Dean Ribble, in 2 Minor on Real Property, 2d Ed., sec. 1164, expressed his views on the subject as follows:

“ ‘No person,’ says the statute, ‘shall, on account of his being an executor of a will, be incompetent as a witness for or against the will.’

“It has been suggested (VI Va. Law Reg. 407), because of the change in the language used in the above statute dealing with executors, that an executor while incompetent to testify for or against a will is incompetent to attest it. Since the only reason an executor was ever debarred as an attesting witness was because of interest and, since all disqualifications as to interest have been removed, such a view seems now untenable. There appears to be no good reason why an executor is not competent to attest a will.”

See I Harrison on Wills, p. 202; 25 Mich. Law Rev. 243; XXVI Columbia Law Rev. 369.

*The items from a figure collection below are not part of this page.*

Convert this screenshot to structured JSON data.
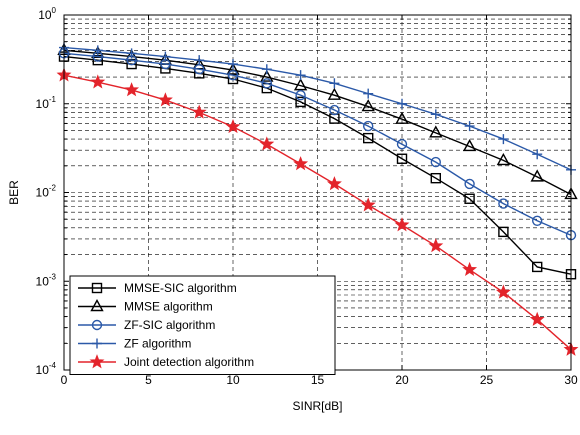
{
  "chart_data": {
    "type": "line",
    "title": "",
    "xlabel": "SINR[dB]",
    "ylabel": "BER",
    "xlim": [
      0,
      30
    ],
    "ylim": [
      0.0001,
      1
    ],
    "yscale": "log",
    "grid": true,
    "legend_position": "bottom-left",
    "x_ticks": [
      "0",
      "5",
      "10",
      "15",
      "20",
      "25",
      "30"
    ],
    "y_ticks": [
      {
        "base": "10",
        "exp": "-4",
        "value": 0.0001
      },
      {
        "base": "10",
        "exp": "-3",
        "value": 0.001
      },
      {
        "base": "10",
        "exp": "-2",
        "value": 0.01
      },
      {
        "base": "10",
        "exp": "-1",
        "value": 0.1
      },
      {
        "base": "10",
        "exp": "0",
        "value": 1
      }
    ],
    "x": [
      0,
      2,
      4,
      6,
      8,
      10,
      12,
      14,
      16,
      18,
      20,
      22,
      24,
      26,
      28,
      30
    ],
    "series": [
      {
        "name": "MMSE-SIC algorithm",
        "color": "#000000",
        "marker": "square",
        "values": [
          0.34,
          0.31,
          0.28,
          0.25,
          0.22,
          0.19,
          0.15,
          0.105,
          0.068,
          0.041,
          0.024,
          0.0145,
          0.0085,
          0.0036,
          0.00145,
          0.0012
        ]
      },
      {
        "name": "MMSE algorithm",
        "color": "#000000",
        "marker": "triangle",
        "values": [
          0.4,
          0.37,
          0.34,
          0.31,
          0.275,
          0.24,
          0.2,
          0.16,
          0.125,
          0.093,
          0.067,
          0.047,
          0.033,
          0.023,
          0.015,
          0.0095
        ]
      },
      {
        "name": "ZF-SIC algorithm",
        "color": "#2b59a8",
        "marker": "circle",
        "values": [
          0.37,
          0.34,
          0.31,
          0.28,
          0.245,
          0.21,
          0.17,
          0.125,
          0.085,
          0.056,
          0.035,
          0.022,
          0.0125,
          0.0075,
          0.0048,
          0.0033
        ]
      },
      {
        "name": "ZF algorithm",
        "color": "#2b59a8",
        "marker": "plus",
        "values": [
          0.43,
          0.4,
          0.37,
          0.34,
          0.31,
          0.28,
          0.245,
          0.21,
          0.17,
          0.13,
          0.1,
          0.076,
          0.056,
          0.04,
          0.027,
          0.018
        ]
      },
      {
        "name": "Joint detection algorithm",
        "color": "#e3242b",
        "marker": "star",
        "values": [
          0.21,
          0.175,
          0.143,
          0.11,
          0.08,
          0.055,
          0.035,
          0.021,
          0.0125,
          0.0072,
          0.0043,
          0.0025,
          0.00135,
          0.00075,
          0.00037,
          0.00017
        ]
      }
    ]
  }
}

The decree of the trial court, admitting the will to probate on the testimony of the executor as an attesting witness, is affirmed.

Affirmed.

“Revisors’ note.—Section 2529 of the Code of 1887 was on the subject of the competency of devisees and legatees, their wives or husbands, as attesting witnesses to wills. This section, which was construed in Bruce v. Shuler, 108 Va. 670, 62 S. E. 973 [35 L. R. A. (N. S.) 686], has been omitted and thereby repealed, as a result of which the competency of attesting witnesses to wills is now governed by section 6208, this section and the following section. The exceptions to the rule that interest does not disqualify no longer exist, and section 3346 of the Code of 1887 has been omitted and thereby repealed. See revisors’ note to section 6209.”